President Donald Trump gave TikTok a fresh 75-day lifeline Friday, April 4, 2025, signing an executive order to delay a looming U.S. ban, he announced on April 5. The move aims to clinch a deal shifting the app from China’s ByteDance to American ownership, despite Beijing’s refusal to sell.
Congress’s 2024 law demanded ByteDance divest TikTok by January 19 or face a shutdown over security fears, a deadline Trump first pushed to April 5 with a January pause. Now, he’s extended it again, claiming “tremendous progress” on Truth Social. “This keeps TikTok running while we finalize approvals,” he said, eyeing a mid-June cutoff.
The Supreme Court upheld the ban in December, citing risks of China accessing U.S. data via TikTok’s 170 million users.

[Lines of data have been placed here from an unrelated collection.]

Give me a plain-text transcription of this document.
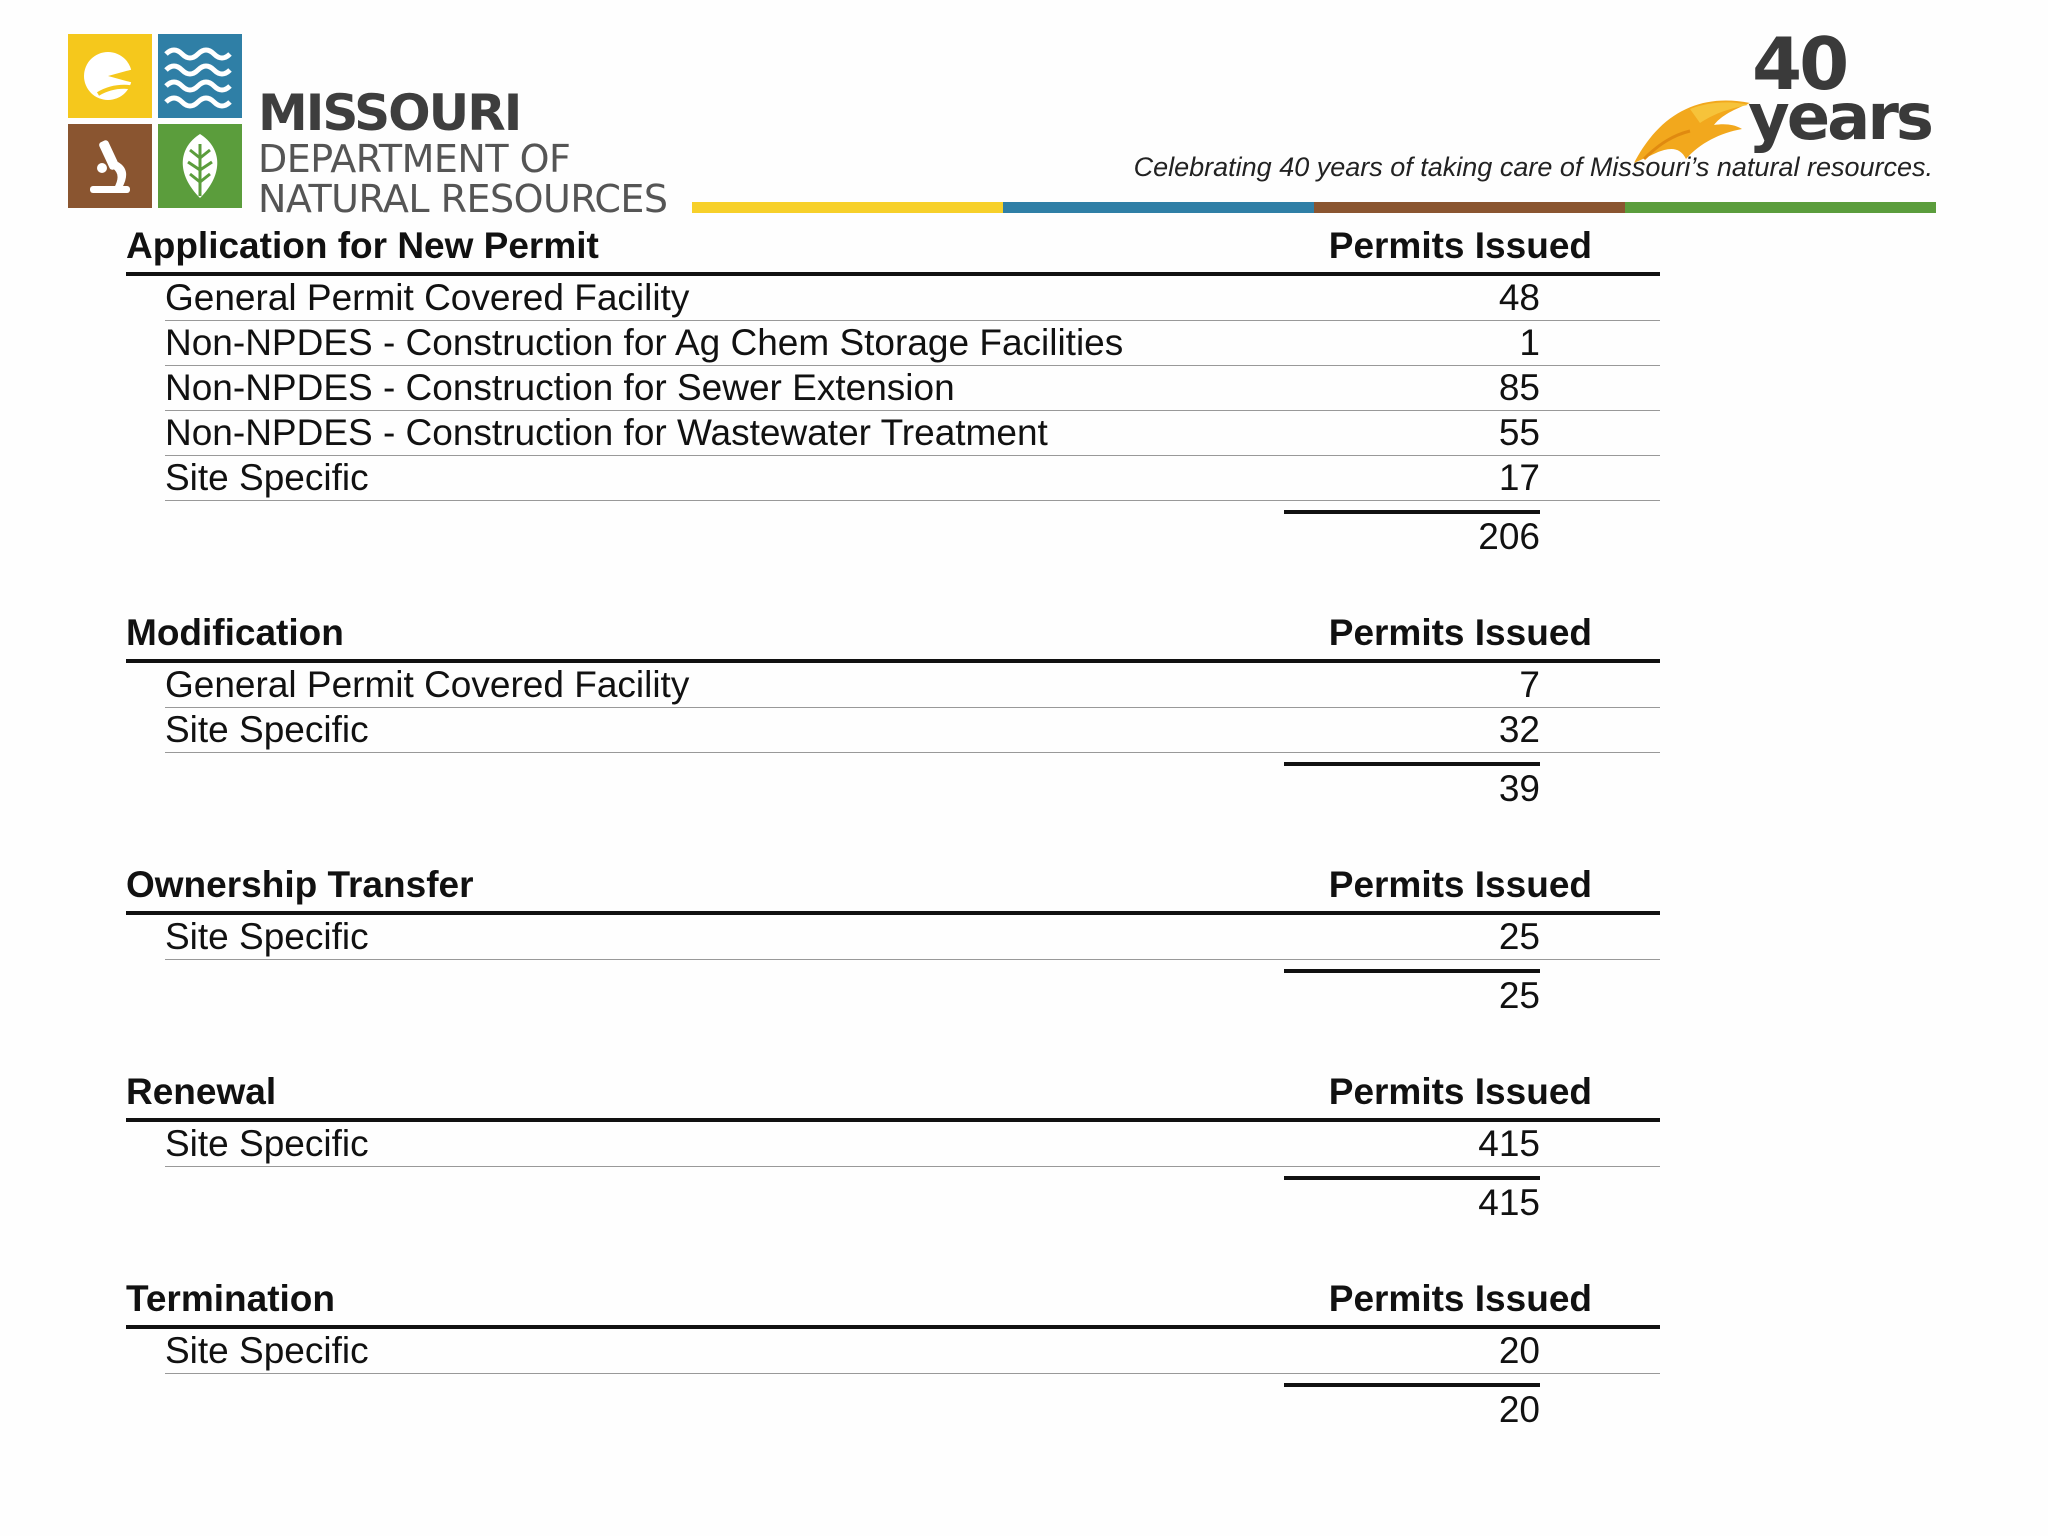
MISSOURI
DEPARTMENT OF
NATURAL RESOURCES
40
years
Celebrating 40 years of taking care of Missouri’s natural resources.
Application for New Permit	Permits Issued
General Permit Covered Facility	48
Non-NPDES - Construction for Ag Chem Storage Facilities	1
Non-NPDES - Construction for Sewer Extension	85
Non-NPDES - Construction for Wastewater Treatment	55
Site Specific	17
206
Modification	Permits Issued
General Permit Covered Facility	7
Site Specific	32
39
Ownership Transfer	Permits Issued
Site Specific	25
25
Renewal	Permits Issued
Site Specific	415
415
Termination	Permits Issued
Site Specific	20
20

Experts like Alan Rozenshtein of the University of Minnesota call Trump’s delay illegal: “He’s dodging enforcement, not extending anything. Risks persist if ByteDance keeps the algorithm.” Cybersecurity CEO Chris Pierson echoed, “Control hasn’t shifted—threats remain.”
Trump’s banking on talks with TikTok and China, though ByteDance insists it’s off-limits. U.S. firms like Oracle hover, but no deal’s firm. Public support for a ban’s waned—Pew says it’s down to one-third from 50% in 2023, with data worries driving backers. For SAT tutor Daniel Ryave, with 175,000 TikTok followers, it’s relief: “Most of my students come from there.”
This marks Trump’s second sidestep of the law, which allows one 90-day grace only with a deal in sight—none’s confirmed. Over 130 lawsuits have hit his orders, but this one’s unchallenged so far. National security’s on the line, and Trump’s betting big—75 days to seal it or bust.